Example: Mixed architecture (ARM headnode) - default Categories

cmsh -c "category;list"
+-------------------------------+------------------------------------+-------+
| Name (key)                    | Software Image                     | Nodes |
+-------------------------------+------------------------------------+-------+
| default-ubuntu2404-aarch64    | default-image                      |  0    |
| default-ubuntu2404-x86_64     | default-image-ubuntu2404-x86_64    |  0    |
| dgx                           | dgx-image                          |  0    |
+-------------------------------+------------------------------------+-------+

Example: Mixed architecture (Arm headnode) - /cm/shared

cmsh -c "device use master;fsmounts;list"
+------------------------------------------+-------------------------------------+-----------+
| Device                                   | Mountpoint (key)                    | Filesystem|
+------------------------------------------+-------------------------------------+-----------+
| 7.241.16.39:/home                        | /home                               | nfs       |
| 7.241.16.39:/cm_shared/ubuntu2404-x86_64 | /cm/shared-ubuntu2404-x86_64        | nfs       |
| 7.241.16.39:/cm_shared/ubuntu2404-aarch64| /cm/shared-ubuntu2404-aarch64       | nfs       |
+------------------------------------------+-------------------------------------+-----------+

Note

This mixed architecture configuration may not appear in fsmounts until after HA setup is complete.

Example: Mixed architecture (ARM headnode) - fsexports

Look at fsexports to show that both x86 and aarch64 node-installers are present as well as the /cm/shared directories.

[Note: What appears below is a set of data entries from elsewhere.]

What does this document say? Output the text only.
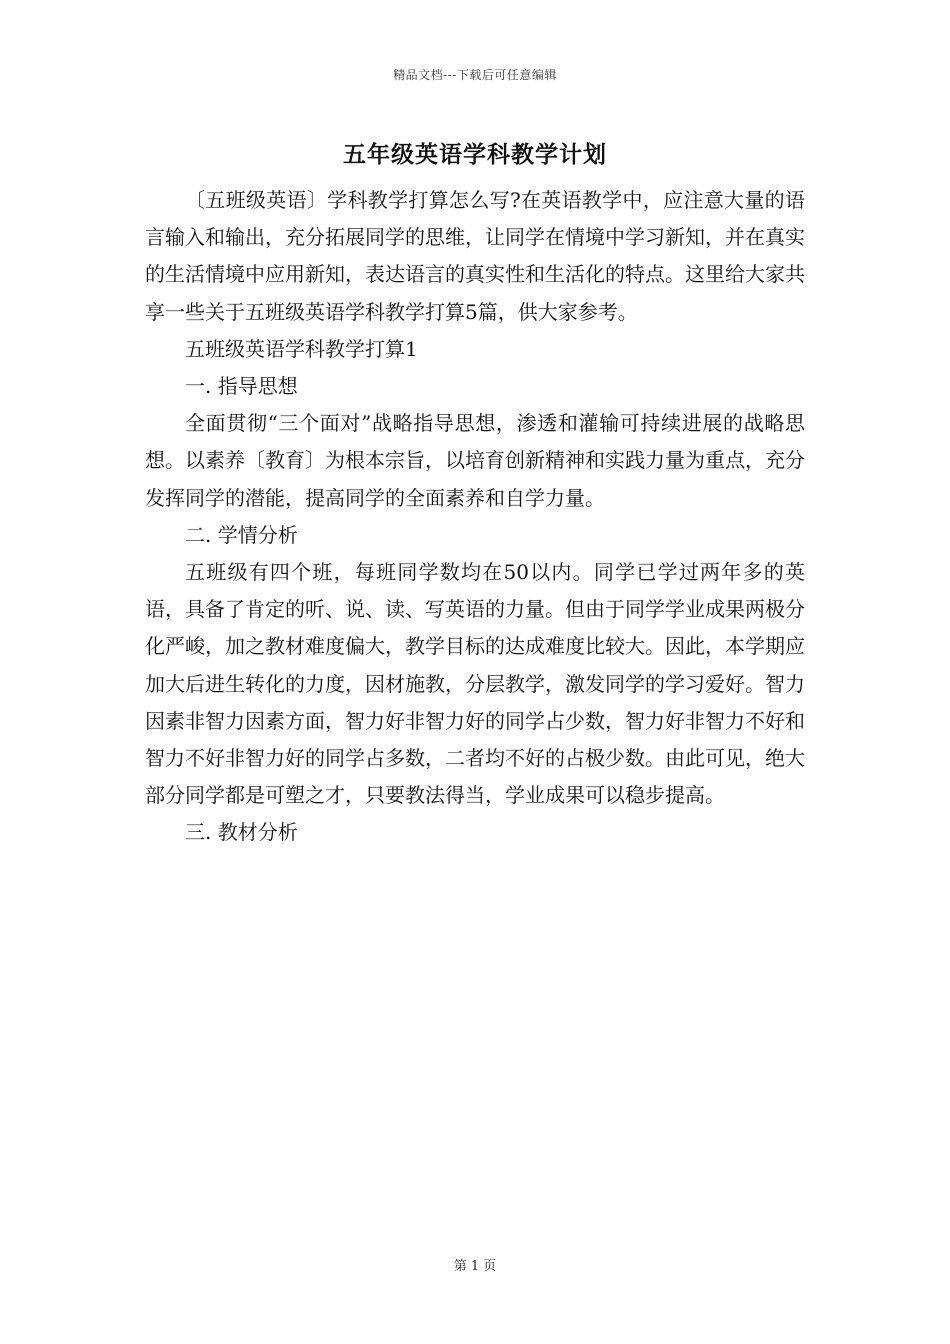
精品文档---下载后可任意编辑
五年级英语学科教学计划

〔五班级英语〕学科教学打算怎么写?在英语教学中，应注意大量的语言输入和输出，充分拓展同学的思维，让同学在情境中学习新知，并在真实的生活情境中应用新知，表达语言的真实性和生活化的特点。这里给大家共享一些关于五班级英语学科教学打算5篇，供大家参考。

五班级英语学科教学打算1

一. 指导思想

全面贯彻“三个面对”战略指导思想，渗透和灌输可持续进展的战略思想。以素养〔教育〕为根本宗旨，以培育创新精神和实践力量为重点，充分发挥同学的潜能，提高同学的全面素养和自学力量。

二. 学情分析

五班级有四个班，每班同学数均在50以内。同学已学过两年多的英语，具备了肯定的听、说、读、写英语的力量。但由于同学学业成果两极分化严峻，加之教材难度偏大，教学目标的达成难度比较大。因此，本学期应加大后进生转化的力度，因材施教，分层教学，激发同学的学习爱好。智力因素非智力因素方面，智力好非智力好的同学占少数，智力好非智力不好和智力不好非智力好的同学占多数，二者均不好的占极少数。由此可见，绝大部分同学都是可塑之才，只要教法得当，学业成果可以稳步提高。

三. 教材分析

第 1 页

cmsh -c "device use master;fsexports;list"
+-----------------------------------------------+-----------------------------------------------+-----------+-------+-------+----------+
| Name (key)                                   | Path                                          | Network   | Hosts | Write | Disabled |
+-----------------------------------------------+-----------------------------------------------+-----------+-------+-------+----------+
| /var/spool/burn@internalnet                  | /var/spool/burn                               | internalnet| yes  | no    |          |
| /home@internalnet                            | /home                                         | internalnet| yes  | no    |          |
| /cm/shared-ubuntu2404-x86_64@internalnet     | /cm/shared-ubuntu2404-x86_64                  | internalnet| yes  | no    |          |
| /cm/shared-ubuntu2404-aarch64@internalnet    | /cm/shared-ubuntu2404-aarch64                 | internalnet| yes  | no    |          |
| /cm/node-installer-ubuntu2404-x86_64@internalnet | /cm/node-installer-ubuntu2404-x86_64        | internalnet| no   | no    |          |
| /cm/node-installer-ubuntu2404-x86_64/certificat+ | /cm/node-installer-ubuntu2404-x86_64/certificat+ | internalnet| yes | no    |          |
| /cm/node-installer-ubuntu2404-aarch64@internaln+ | /cm/node-installer-ubuntu2404-aarch64        | internalnet| no   | no    |          |
| /cm/node-installer-ubuntu2404-aarch64/certifica+ | /cm/node-installer-ubuntu2404-aarch64/certifica+ | internalnet| yes | no    |          |
+-----------------------------------------------+-----------------------------------------------+-----------+-------+-------+----------+

Note

There will be an fsexports entry for each network that is used for node provisioning.